This meal is quick and easy. If you want to change up your taco night, here’s a way! Substitute the taco shells with zucchini boats. This recipe is interchangeable so you can enjoy it vegan, vegetarian, or carnivorous. It is also gluten-free.
- Taco meat (your choice of vegan or meat)
- Sour cream
- Shallots (any onion will do)
- Black beans
- Goat cheese (optional)
- Cholula hot sauce
- Cumin, garlic powder, paprika, salt, pepper
Wash produce. Heat oven to 400 degrees. Line a cookie sheet with foil or (if you don’t bake with foil) use whatever favorite baking dish you prefer. Cut the ends off of the zucchini and then slice down the middle. Take a spoon and spoon out the middle/seeds to make room for the taco meat. Drizzle avocado oil onto baking dish and place the zucchini onto the dish. Sprinkle cumin, garlic powder, salt, and pepper. Bake for 10 minutes, flip, and bake for 5-8 more minutes.

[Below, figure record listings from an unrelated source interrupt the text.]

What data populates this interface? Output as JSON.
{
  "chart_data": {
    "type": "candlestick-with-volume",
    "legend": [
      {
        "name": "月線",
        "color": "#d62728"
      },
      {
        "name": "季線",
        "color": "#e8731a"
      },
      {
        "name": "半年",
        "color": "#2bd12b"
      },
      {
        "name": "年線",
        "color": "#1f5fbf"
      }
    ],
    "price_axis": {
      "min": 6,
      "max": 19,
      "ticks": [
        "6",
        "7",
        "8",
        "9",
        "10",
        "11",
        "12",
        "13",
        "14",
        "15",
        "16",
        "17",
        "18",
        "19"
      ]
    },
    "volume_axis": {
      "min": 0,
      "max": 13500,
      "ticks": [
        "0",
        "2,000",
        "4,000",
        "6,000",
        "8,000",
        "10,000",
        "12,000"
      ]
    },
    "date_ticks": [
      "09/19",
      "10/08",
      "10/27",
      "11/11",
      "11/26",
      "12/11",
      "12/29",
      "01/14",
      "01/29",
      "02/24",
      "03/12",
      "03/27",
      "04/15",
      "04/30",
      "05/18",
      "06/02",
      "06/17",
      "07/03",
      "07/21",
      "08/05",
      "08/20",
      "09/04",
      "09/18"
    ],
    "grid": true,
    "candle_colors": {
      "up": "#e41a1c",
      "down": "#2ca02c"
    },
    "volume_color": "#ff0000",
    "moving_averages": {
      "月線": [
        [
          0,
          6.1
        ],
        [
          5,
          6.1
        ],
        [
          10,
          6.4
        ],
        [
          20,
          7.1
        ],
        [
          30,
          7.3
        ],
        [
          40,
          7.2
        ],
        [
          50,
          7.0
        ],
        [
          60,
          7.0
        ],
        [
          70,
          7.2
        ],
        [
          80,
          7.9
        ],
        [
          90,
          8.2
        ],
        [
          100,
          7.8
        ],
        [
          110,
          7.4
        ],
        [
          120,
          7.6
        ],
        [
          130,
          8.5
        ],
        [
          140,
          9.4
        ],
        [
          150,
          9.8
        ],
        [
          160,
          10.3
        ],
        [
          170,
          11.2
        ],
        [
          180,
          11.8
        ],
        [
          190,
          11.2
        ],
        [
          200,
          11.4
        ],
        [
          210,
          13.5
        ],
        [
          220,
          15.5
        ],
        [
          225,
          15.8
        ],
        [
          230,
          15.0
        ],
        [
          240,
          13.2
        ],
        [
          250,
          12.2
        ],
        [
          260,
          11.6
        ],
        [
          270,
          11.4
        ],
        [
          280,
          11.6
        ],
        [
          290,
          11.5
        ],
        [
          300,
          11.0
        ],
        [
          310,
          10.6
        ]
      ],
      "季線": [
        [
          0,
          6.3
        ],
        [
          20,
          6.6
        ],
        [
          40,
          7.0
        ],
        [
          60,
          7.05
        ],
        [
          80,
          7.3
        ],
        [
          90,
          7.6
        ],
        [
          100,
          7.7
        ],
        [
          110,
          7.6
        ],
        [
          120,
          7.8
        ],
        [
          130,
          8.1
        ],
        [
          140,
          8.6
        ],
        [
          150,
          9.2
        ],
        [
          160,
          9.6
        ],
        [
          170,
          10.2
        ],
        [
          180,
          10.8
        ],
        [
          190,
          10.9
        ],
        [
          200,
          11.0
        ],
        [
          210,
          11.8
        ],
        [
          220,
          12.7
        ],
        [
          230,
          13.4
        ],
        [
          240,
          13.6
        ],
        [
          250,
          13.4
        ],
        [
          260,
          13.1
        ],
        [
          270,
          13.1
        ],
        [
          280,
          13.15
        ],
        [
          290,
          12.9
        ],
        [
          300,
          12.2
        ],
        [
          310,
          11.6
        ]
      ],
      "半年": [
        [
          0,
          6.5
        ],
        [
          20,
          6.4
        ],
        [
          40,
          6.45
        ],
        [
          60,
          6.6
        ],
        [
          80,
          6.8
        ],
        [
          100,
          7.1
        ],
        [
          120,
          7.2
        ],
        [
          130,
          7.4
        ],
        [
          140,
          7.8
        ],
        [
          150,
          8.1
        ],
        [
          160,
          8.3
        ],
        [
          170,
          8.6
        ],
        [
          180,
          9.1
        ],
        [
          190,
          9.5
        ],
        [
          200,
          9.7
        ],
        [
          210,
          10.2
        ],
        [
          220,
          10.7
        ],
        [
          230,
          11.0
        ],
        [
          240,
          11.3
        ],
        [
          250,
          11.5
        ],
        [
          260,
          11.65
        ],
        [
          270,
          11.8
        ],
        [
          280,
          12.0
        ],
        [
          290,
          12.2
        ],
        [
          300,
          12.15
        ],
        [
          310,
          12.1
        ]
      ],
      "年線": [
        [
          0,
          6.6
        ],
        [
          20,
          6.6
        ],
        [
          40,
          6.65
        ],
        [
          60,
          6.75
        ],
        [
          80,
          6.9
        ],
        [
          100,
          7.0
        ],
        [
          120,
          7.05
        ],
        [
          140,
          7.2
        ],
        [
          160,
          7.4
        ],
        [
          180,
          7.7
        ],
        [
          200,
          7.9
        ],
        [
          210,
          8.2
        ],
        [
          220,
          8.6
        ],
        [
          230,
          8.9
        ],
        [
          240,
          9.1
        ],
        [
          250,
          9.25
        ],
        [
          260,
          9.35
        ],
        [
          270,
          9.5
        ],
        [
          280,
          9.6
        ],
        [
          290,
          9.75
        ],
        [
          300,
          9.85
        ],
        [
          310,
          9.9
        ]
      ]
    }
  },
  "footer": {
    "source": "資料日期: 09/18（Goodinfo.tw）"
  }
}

While baking zucchini, cook taco meat. For vegan option, I use Gardein meatless crumbles. This can work with whatever your taco meat preference is. Season with cumin, garlic, paprika, salt & pepper. To add spice, drizzle a little (or a lot of) Cholula.
In a separate bowl, dice then add fresh tomatoes, cilantro, lime juice, and shallots (or scallions), salt and pepper. (Pico de gallo)
Use tongs to remove zucchini from the pan to the plate. Top and fill zucchini boats with taco meat. Top with sour cream and fresh pico de gallo.
For a side, I prefer black beans slowly simmered with garlic powder and cumin (green chilies if you like some heat). Top with goat cheese (optional). Serve with sliced avocado.